Step	Hyp	Ref	Expression
1		df-exmid 4114	. 2 ⊢ (EXMID ↔ ∀𝑥(𝑥 ⊆ {∅} → DECID ∅ ∈ 𝑥))
2		df-dc 820	. . . . 5 ⊢ (DECID ∅ ∈ 𝑥 ↔ (∅ ∈ 𝑥 ∨ ¬ ∅ ∈ 𝑥))
3		orcom 717	. . . . . 6 ⊢ ((∅ ∈ 𝑥 ∨ ¬ ∅ ∈ 𝑥) ↔ (¬ ∅ ∈ 𝑥 ∨ ∅ ∈ 𝑥))
4		simpll 518	. . . . . . . . . . . . . 14 ⊢ (((𝑥 ⊆ {∅} ∧ ¬ ∅ ∈ 𝑥) ∧ 𝑦 ∈ 𝑥) → 𝑥 ⊆ {∅})

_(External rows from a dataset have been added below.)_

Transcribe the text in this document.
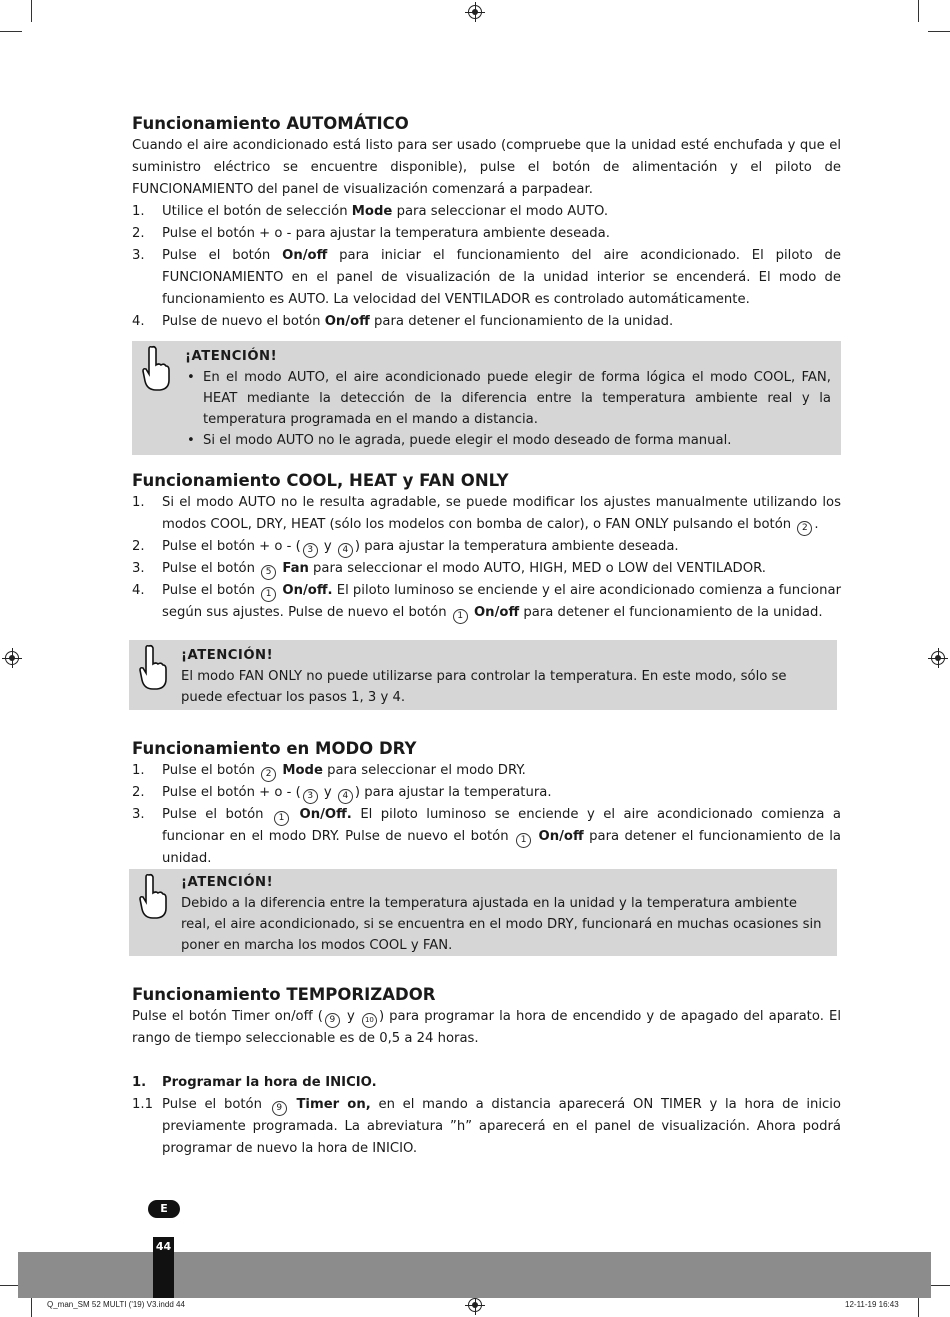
Funcionamiento AUTOMÁTICO

Cuando el aire acondicionado está listo para ser usado (compruebe que la unidad esté enchufada y que el suministro eléctrico se encuentre disponible), pulse el botón de alimentación y el piloto de FUNCIONAMIENTO del panel de visualización comenzará a parpadear.

1. Utilice el botón de selección Mode para seleccionar el modo AUTO.
2. Pulse el botón + o - para ajustar la temperatura ambiente deseada.
3. Pulse el botón On/off para iniciar el funcionamiento del aire acondicionado. El piloto de FUNCIONAMIENTO en el panel de visualización de la unidad interior se encenderá. El modo de funcionamiento es AUTO. La velocidad del VENTILADOR es controlado automáticamente.
4. Pulse de nuevo el botón On/off para detener el funcionamiento de la unidad.
¡ATENCIÓN!
• En el modo AUTO, el aire acondicionado puede elegir de forma lógica el modo COOL, FAN, HEAT mediante la detección de la diferencia entre la temperatura ambiente real y la temperatura programada en el mando a distancia.
• Si el modo AUTO no le agrada, puede elegir el modo deseado de forma manual.
Funcionamiento COOL, HEAT y FAN ONLY
1. Si el modo AUTO no le resulta agradable, se puede modificar los ajustes manualmente utilizando los modos COOL, DRY, HEAT (sólo los modelos con bomba de calor), o FAN ONLY pulsando el botón 2 .
2. Pulse el botón + o - ( 3 y 4 ) para ajustar la temperatura ambiente deseada.
3. Pulse el botón 5 Fan para seleccionar el modo AUTO, HIGH, MED o LOW del VENTILADOR.
4. Pulse el botón 1 On/off. El piloto luminoso se enciende y el aire acondicionado comienza a funcionar según sus ajustes. Pulse de nuevo el botón 1 On/off para detener el funcionamiento de la unidad.
¡ATENCIÓN!
El modo FAN ONLY no puede utilizarse para controlar la temperatura. En este modo, sólo se puede efectuar los pasos 1, 3 y 4.
Funcionamiento en MODO DRY
1. Pulse el botón 2 Mode para seleccionar el modo DRY.
2. Pulse el botón + o - ( 3 y 4 ) para ajustar la temperatura.
3. Pulse el botón 1 On/Off. El piloto luminoso se enciende y el aire acondicionado comienza a funcionar en el modo DRY. Pulse de nuevo el botón 1 On/off para detener el funcionamiento de la unidad.
¡ATENCIÓN!
Debido a la diferencia entre la temperatura ajustada en la unidad y la temperatura ambiente real, el aire acondicionado, si se encuentra en el modo DRY, funcionará en muchas ocasiones sin poner en marcha los modos COOL y FAN.
Funcionamiento TEMPORIZADOR

Pulse el botón Timer on/off ( 9 y 10 ) para programar la hora de encendido y de apagado del aparato. El rango de tiempo seleccionable es de 0,5 a 24 horas.

1. Programar la hora de INICIO.
1.1 Pulse el botón 9 Timer on, en el mando a distancia aparecerá ON TIMER y la hora de inicio previamente programada. La abreviatura ”h” aparecerá en el panel de visualización. Ahora podrá programar de nuevo la hora de INICIO.
E
44
Q_man_SM 52 MULTI ('19) V3.indd 44	12-11-19 16:43
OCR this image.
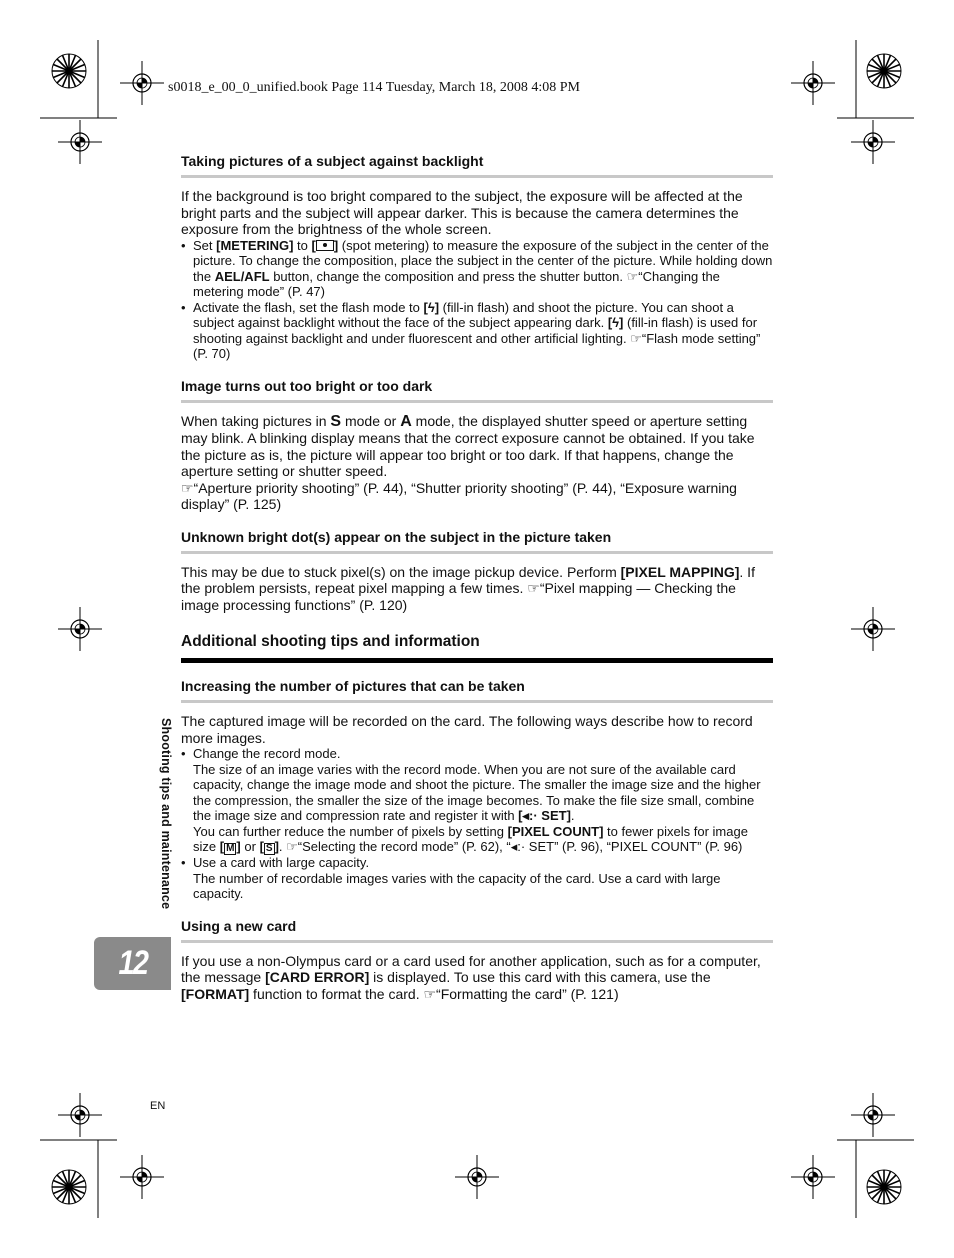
s0018_e_00_0_unified.book Page 114 Tuesday, March 18, 2008 4:08 PM
Taking pictures of a subject against backlight

If the background is too bright compared to the subject, the exposure will be affected at the bright parts and the subject will appear darker. This is because the camera determines the exposure from the brightness of the whole screen.

• Set [METERING] to [ ] (spot metering) to measure the exposure of the subject in the center of the picture. To change the composition, place the subject in the center of the picture. While holding down the AEL/AFL button, change the composition and press the shutter button. ☞“Changing the metering mode” (P. 47)
• Activate the flash, set the flash mode to [ϟ] (fill-in flash) and shoot the picture. You can shoot a subject against backlight without the face of the subject appearing dark. [ϟ] (fill-in flash) is used for shooting against backlight and under fluorescent and other artificial lighting. ☞“Flash mode setting” (P. 70)
Image turns out too bright or too dark

When taking pictures in S mode or A mode, the displayed shutter speed or aperture setting may blink. A blinking display means that the correct exposure cannot be obtained. If you take the picture as is, the picture will appear too bright or too dark. If that happens, change the aperture setting or shutter speed.

☞“Aperture priority shooting” (P. 44), “Shutter priority shooting” (P. 44), “Exposure warning display” (P. 125)

Unknown bright dot(s) appear on the subject in the picture taken

This may be due to stuck pixel(s) on the image pickup device. Perform [PIXEL MAPPING]. If the problem persists, repeat pixel mapping a few times. ☞“Pixel mapping — Checking the image processing functions” (P. 120)

Additional shooting tips and information
Increasing the number of pictures that can be taken

The captured image will be recorded on the card. The following ways describe how to record more images.

• Change the record mode.

The size of an image varies with the record mode. When you are not sure of the available card capacity, change the image mode and shoot the picture. The smaller the image size and the higher the compression, the smaller the size of the image becomes. To make the file size small, combine the image size and compression rate and register it with [◂:· SET].

You can further reduce the number of pixels by setting [PIXEL COUNT] to fewer pixels for image size [ M ] or [ S ]. ☞“Selecting the record mode” (P. 62), “◂:· SET” (P. 96), “PIXEL COUNT” (P. 96)

• Use a card with large capacity.

The number of recordable images varies with the capacity of the card. Use a card with large capacity.

Using a new card

If you use a non-Olympus card or a card used for another application, such as for a computer, the message [CARD ERROR] is displayed. To use this card with this camera, use the [FORMAT] function to format the card. ☞“Formatting the card” (P. 121)

Shooting tips and maintenance
12
EN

5		simpr 109	. . . . . . . . . . . . . 14 ⊢ (((𝑥 ⊆ {∅} ∧ ¬ ∅ ∈ 𝑥) ∧ 𝑦 ∈ 𝑥) → 𝑦 ∈ 𝑥)
6	4, 5	sseldd 3093	. . . . . . . . . . . . 13 ⊢ (((𝑥 ⊆ {∅} ∧ ¬ ∅ ∈ 𝑥) ∧ 𝑦 ∈ 𝑥) → 𝑦 ∈ {∅})
7		velsn 3539	. . . . . . . . . . . . 13 ⊢ (𝑦 ∈ {∅} ↔ 𝑦 = ∅)
8	6, 7	sylib 121	. . . . . . . . . . . 12 ⊢ (((𝑥 ⊆ {∅} ∧ ¬ ∅ ∈ 𝑥) ∧ 𝑦 ∈ 𝑥) → 𝑦 = ∅)
9	8, 5	eqeltrrd 2215	. . . . . . . . . . 11 ⊢ (((𝑥 ⊆ {∅} ∧ ¬ ∅ ∈ 𝑥) ∧ 𝑦 ∈ 𝑥) → ∅ ∈ 𝑥)
10		simplr 519	. . . . . . . . . . 11 ⊢ (((𝑥 ⊆ {∅} ∧ ¬ ∅ ∈ 𝑥) ∧ 𝑦 ∈ 𝑥) → ¬ ∅ ∈ 𝑥)
11	9, 10	pm2.65da 650	. . . . . . . . . 10 ⊢ ((𝑥 ⊆ {∅} ∧ ¬ ∅ ∈ 𝑥) → ¬ 𝑦 ∈ 𝑥)
12	11	eq0rdv 3402	. . . . . . . . 9 ⊢ ((𝑥 ⊆ {∅} ∧ ¬ ∅ ∈ 𝑥) → 𝑥 = ∅)
13	12	ex 114	. . . . . . . 8 ⊢ (𝑥 ⊆ {∅} → (¬ ∅ ∈ 𝑥 → 𝑥 = ∅))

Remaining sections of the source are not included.